Перечитывая «Севастополь в мае», зная, как Праскухин был убит, того первого ошеломляющего чувства я, конечно, не испытывал. Зато было другое. Была прожитая мною война, смерти, которых я навидался, — быстрые, случайные, нелепые, — сколько их было, убитых рядом со мною наповал, «на месте». И, проверяя Толстого собственным солдатским опытом войны, я убедился в непридуманности, в точности описанного. Это нелегко объяснить. Опыта смерти ни у кого нет. От всего виденного и пережитого осталась необъяснимая, но ясная мера истинности: так могло быть, а так не могло быть. С тех пор мера эта безжалостно отвергала многие книги о войне. Неправда, литературщина, украшательство… Прекрасные когда-то романы о первой мировой войне перестали читаться. А девяностолетней давности «Севастопольские рассказы» устояли и утвердились, и даже как бы подтвердились. В них не образовалось наивностей или фальши. В них почти ничего не устарело.
В чем тут секрет?
Прочность «Севастопольских рассказов» во многом от правды — главного героя рассказов, в верности которому присягнул на этих страницах молодой Толстой. Но разве стареют только те произведения, которые обнаруживают неправду? Секрет прочности состоит не только в правде. Как стареют те или иные рассказы, романы? Одни, казалось бы талантливые (да и на самом деле талантливые), вещи почему-то ветшают, другие нет. Прослужив двум, трем поколениям, ставшие вроде классическими, произведения вдруг, именно вдруг, отвергаются, и не то чтобы новым читателем, нет, бывшие же поклонники отказываются от них, раздраженные незамеченной ранее приторностью, многословием, пафосом… Правда, заключенная в них, не в силах поддержать их. В чем тут дело? Слова «талант», «гений» сами по себе ничего не объясняют. Почему «Севастопольские рассказы» со всеми авторскими рассуждениями, понятиями того времени, со всей той войной, такой далекой от нынешней, остаются в полной силе военной прозой, война в них настоящая, не кажется облегченной, она такая же страшная, жестокая, требующая того же мужества, чести, долга, как и та, что мы пережили.

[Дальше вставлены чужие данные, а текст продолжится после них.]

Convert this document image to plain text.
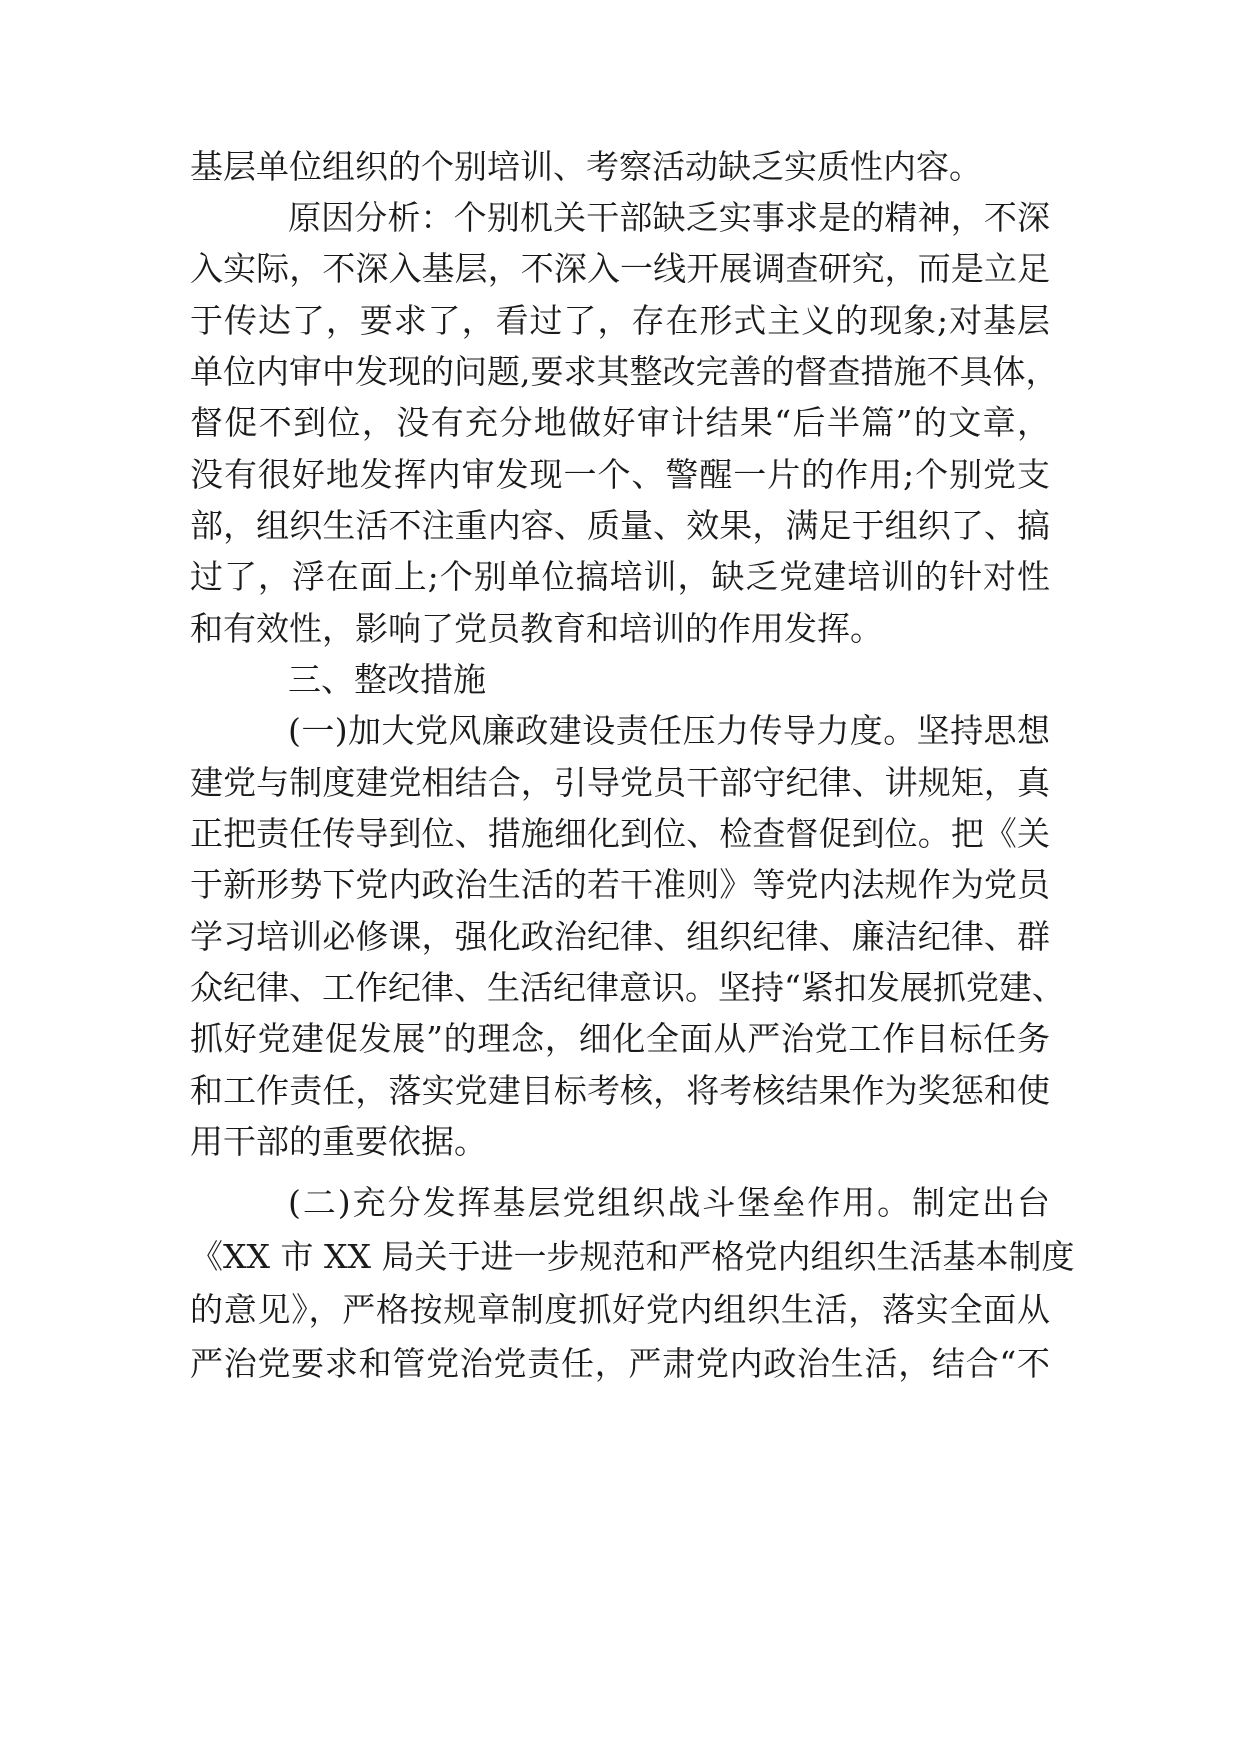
基层单位组织的个别培训、考察活动缺乏实质性内容。
原因分析：个别机关干部缺乏实事求是的精神，不深
入实际，不深入基层，不深入一线开展调查研究，而是立足
于传达了，要求了，看过了，存在形式主义的现象;对基层
单位内审中发现的问题,要求其整改完善的督查措施不具体，
督促不到位，没有充分地做好审计结果“后半篇”的文章，
没有很好地发挥内审发现一个、警醒一片的作用;个别党支
部，组织生活不注重内容、质量、效果，满足于组织了、搞
过了，浮在面上;个别单位搞培训，缺乏党建培训的针对性
和有效性，影响了党员教育和培训的作用发挥。
三、整改措施
(一)加大党风廉政建设责任压力传导力度。坚持思想
建党与制度建党相结合，引导党员干部守纪律、讲规矩，真
正把责任传导到位、措施细化到位、检查督促到位。把《关
于新形势下党内政治生活的若干准则》等党内法规作为党员
学习培训必修课，强化政治纪律、组织纪律、廉洁纪律、群
众纪律、工作纪律、生活纪律意识。坚持“紧扣发展抓党建、
抓好党建促发展”的理念，细化全面从严治党工作目标任务
和工作责任，落实党建目标考核，将考核结果作为奖惩和使
用干部的重要依据。
(二)充分发挥基层党组织战斗堡垒作用。制定出台
《XX 市 XX 局关于进一步规范和严格党内组织生活基本制度
的意见》，严格按规章制度抓好党内组织生活，落实全面从
严治党要求和管党治党责任，严肃党内政治生活，结合“不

Из всех героев рассказа «Севастополь в мае» Толстому ближе и приятнее штабс-капитан Михайлов, хотя и в нем он признает робость и ограниченность взглядов. Михайлов переживает ту же предсмертность, что и Праскухин, так же все передумал и перечувствовал и простился с жизнью, то есть прошел наивысшее очищение смертью, которое, казалось бы, должно преобразить душу. Он увидел смерть вплотную и перед лицом ее должен был понять истинные ценности жизни.
Чувство смерти было полным, так потрясло его, что оторвало от всего земного: «…он так было хорошо и спокойно приготовился к переходу туда, что на него неприятно подействовало возвращение к действительности, с бомбами, траншеями, солдатами и кровью…»
Но Михайлов, который думает, что убит, остается жив. Он всего лишь ранен. Он остается в строю. Во имя долга он возвращается назад — проверить, что с Праскухиным. Он поступает по лучшим образцам воинской чести. Правда, при этом соображения о награде присутствуют и в его поступках, но в конце концов это не умаляет его благородства, храбрости.